Где ты пропадал? Я так скучал, — обижено прошептал ему с двери одуванчик Ванюша.
— Мы Звуки Земли записывали, — объяснил Парамон.
Одуванчик Ванюша не понял, но успокоился: важным, очевидно, делом был занят его друг.
А Парамон сел под бузинными кустами и стал ждать. Можно было пробраться к самому гнезду, но он боялся птенцов испугать.
Прилетела соловьиха с кормом в клюве, нырнула в куст. Парамон не шевельнулся — ему нужен был соловей, ведь именно соловьи так прекрасно поют.
Наконец он дождался и окликнул:
— Простите, пожалуйста, можно Вас на минутку?
Соловей в недоумении опустился на ветку:
— Только на минуту: я тороплюсь, время горячее, детей кормить надо!
Парамон попросил его спеть вечером.
— Нет, нет и нет! — твердо ответил соловей и уже хотел нырнуть в глубину бузинных кустов.
Но Парамон принялся горячо рассказывать, как трудно жить людям в ледяной пустыне, как им нужно услышать пение соловья...
— И не проси, — сердито щелкнул соловей. — Во-первых, время песен прошло, а, во-вторых, я вообще людей не люблю.

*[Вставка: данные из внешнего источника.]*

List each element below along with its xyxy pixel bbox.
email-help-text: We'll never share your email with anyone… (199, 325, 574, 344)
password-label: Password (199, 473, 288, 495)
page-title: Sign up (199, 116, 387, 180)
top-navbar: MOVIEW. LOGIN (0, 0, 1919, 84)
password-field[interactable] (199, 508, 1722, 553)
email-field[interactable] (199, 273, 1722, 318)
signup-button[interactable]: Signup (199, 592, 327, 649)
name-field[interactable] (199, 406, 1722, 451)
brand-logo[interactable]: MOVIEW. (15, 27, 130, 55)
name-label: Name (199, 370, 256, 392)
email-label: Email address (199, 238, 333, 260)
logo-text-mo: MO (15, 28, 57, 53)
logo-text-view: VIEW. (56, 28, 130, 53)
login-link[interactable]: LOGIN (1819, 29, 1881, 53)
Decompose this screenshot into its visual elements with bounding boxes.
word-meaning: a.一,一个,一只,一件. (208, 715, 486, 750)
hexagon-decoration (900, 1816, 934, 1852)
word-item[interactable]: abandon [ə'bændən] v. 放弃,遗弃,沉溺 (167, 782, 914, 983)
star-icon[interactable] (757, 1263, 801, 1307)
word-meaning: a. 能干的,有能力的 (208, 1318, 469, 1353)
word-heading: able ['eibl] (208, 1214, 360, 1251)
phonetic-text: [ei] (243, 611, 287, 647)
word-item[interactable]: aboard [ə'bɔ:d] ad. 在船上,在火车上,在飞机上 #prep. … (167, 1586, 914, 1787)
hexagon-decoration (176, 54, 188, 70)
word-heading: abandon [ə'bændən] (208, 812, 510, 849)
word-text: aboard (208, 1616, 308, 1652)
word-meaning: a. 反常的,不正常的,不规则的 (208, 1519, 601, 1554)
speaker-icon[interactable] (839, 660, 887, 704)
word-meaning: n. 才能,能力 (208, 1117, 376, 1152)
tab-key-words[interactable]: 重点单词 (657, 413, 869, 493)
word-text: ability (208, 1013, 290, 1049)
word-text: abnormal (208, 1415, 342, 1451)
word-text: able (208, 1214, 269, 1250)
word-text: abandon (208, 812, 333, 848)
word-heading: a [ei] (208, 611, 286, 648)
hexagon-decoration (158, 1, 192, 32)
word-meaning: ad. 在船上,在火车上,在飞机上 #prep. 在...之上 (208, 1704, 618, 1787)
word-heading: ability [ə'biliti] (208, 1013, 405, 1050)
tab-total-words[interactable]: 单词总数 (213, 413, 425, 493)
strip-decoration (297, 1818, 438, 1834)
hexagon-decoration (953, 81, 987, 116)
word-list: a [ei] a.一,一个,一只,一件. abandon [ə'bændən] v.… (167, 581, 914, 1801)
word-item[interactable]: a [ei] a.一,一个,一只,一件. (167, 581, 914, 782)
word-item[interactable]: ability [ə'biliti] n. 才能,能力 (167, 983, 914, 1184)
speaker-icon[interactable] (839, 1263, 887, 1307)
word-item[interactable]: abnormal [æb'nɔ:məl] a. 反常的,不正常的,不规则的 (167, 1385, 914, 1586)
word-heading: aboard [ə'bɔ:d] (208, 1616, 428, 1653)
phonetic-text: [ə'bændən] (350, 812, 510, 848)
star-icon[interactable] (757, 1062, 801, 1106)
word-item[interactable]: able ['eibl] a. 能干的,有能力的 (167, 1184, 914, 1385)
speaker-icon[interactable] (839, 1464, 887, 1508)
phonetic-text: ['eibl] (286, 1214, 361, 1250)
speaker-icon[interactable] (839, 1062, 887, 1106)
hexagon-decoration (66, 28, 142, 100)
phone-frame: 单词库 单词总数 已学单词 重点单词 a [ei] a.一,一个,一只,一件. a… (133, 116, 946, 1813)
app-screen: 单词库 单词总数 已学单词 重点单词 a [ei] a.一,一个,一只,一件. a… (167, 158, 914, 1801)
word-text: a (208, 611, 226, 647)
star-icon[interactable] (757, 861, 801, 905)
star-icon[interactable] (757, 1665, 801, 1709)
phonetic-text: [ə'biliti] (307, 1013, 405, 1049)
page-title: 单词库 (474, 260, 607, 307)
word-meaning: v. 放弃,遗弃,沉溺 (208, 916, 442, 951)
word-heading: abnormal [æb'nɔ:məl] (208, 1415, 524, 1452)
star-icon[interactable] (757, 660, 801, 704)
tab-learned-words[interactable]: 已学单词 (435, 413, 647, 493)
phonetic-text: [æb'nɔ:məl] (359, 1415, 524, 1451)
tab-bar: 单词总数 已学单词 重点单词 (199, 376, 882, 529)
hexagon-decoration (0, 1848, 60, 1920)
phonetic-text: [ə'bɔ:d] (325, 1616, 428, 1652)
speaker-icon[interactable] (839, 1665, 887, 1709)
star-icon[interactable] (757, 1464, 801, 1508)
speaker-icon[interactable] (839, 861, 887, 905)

— Почему? — удивился Парамон.
— Ах, — взмахнул крыльями соловей, — на днях вот в этой самой баньке они такой трам-тарарам устроили: песни, пляски, топот, смех... Мы были так напуганы, всю ночь глаз не сомкнули! А ты говоришь, почему не люблю!
Парамон все объяснил про новоселье, горячо просил прощения, обещал, что такое больше не повторится...
Соловей смягчился:
— Хорошо, можно бы и пойти тебе навстречу. Только, если я один стану петь, мои сотоварищи решат, что я с ума сошел. Уговори еще кого-нибудь. Вот там ниже по ручью, в орешнике, сосед мой...
Парамон хотел бежать, но спохватился:
— А как его зовут?
— А меня как зовут?
— Прости, не спросил!..
— Меня зовут Соловей Соловеевич Соловейчик. А его зовут Соловей Соловеевич Соловейко...
Живущего в ореховом кусту Соловейко пришлось ждать довольно долго. Соловьиха то и дело сновала в гнездо и из гнезда, а Соловей Соловеевич Соловейко, очевидно, был с ленцой или охота ему как-то не удавалась. Но, наконец, он появился.
Он выслушал Парамона с интересом, особенно любопытствовал и просил подробнее рассказывать о торосах и айсбергах. О северном сиянии он трижды просил повторить, закрывал глаза, слушал, а потом говорил:
— Нет, не могу себе представить! — и вздыхал.
Петь вечером вместе с соседом он отказался:
— Понимаешь... Одно дело, когда мы для всего леса поем, тут уж от души получается, а людей я не уважаю.
— Да почему же?!
— В прошлом году, понимаешь, затеяли они с вредителями бороться. И начали яды над лесом распылять! Букашки почти все, конечно, выжили, и слава Богу! А птиц сколько пропало... Я сам еле живой остался, болел долго, а соловьиха моя погибла. Эта уж у меня вторая ... — показал он на свою хлопотливую супругу, которая с новым червячком примчалась к гнезду.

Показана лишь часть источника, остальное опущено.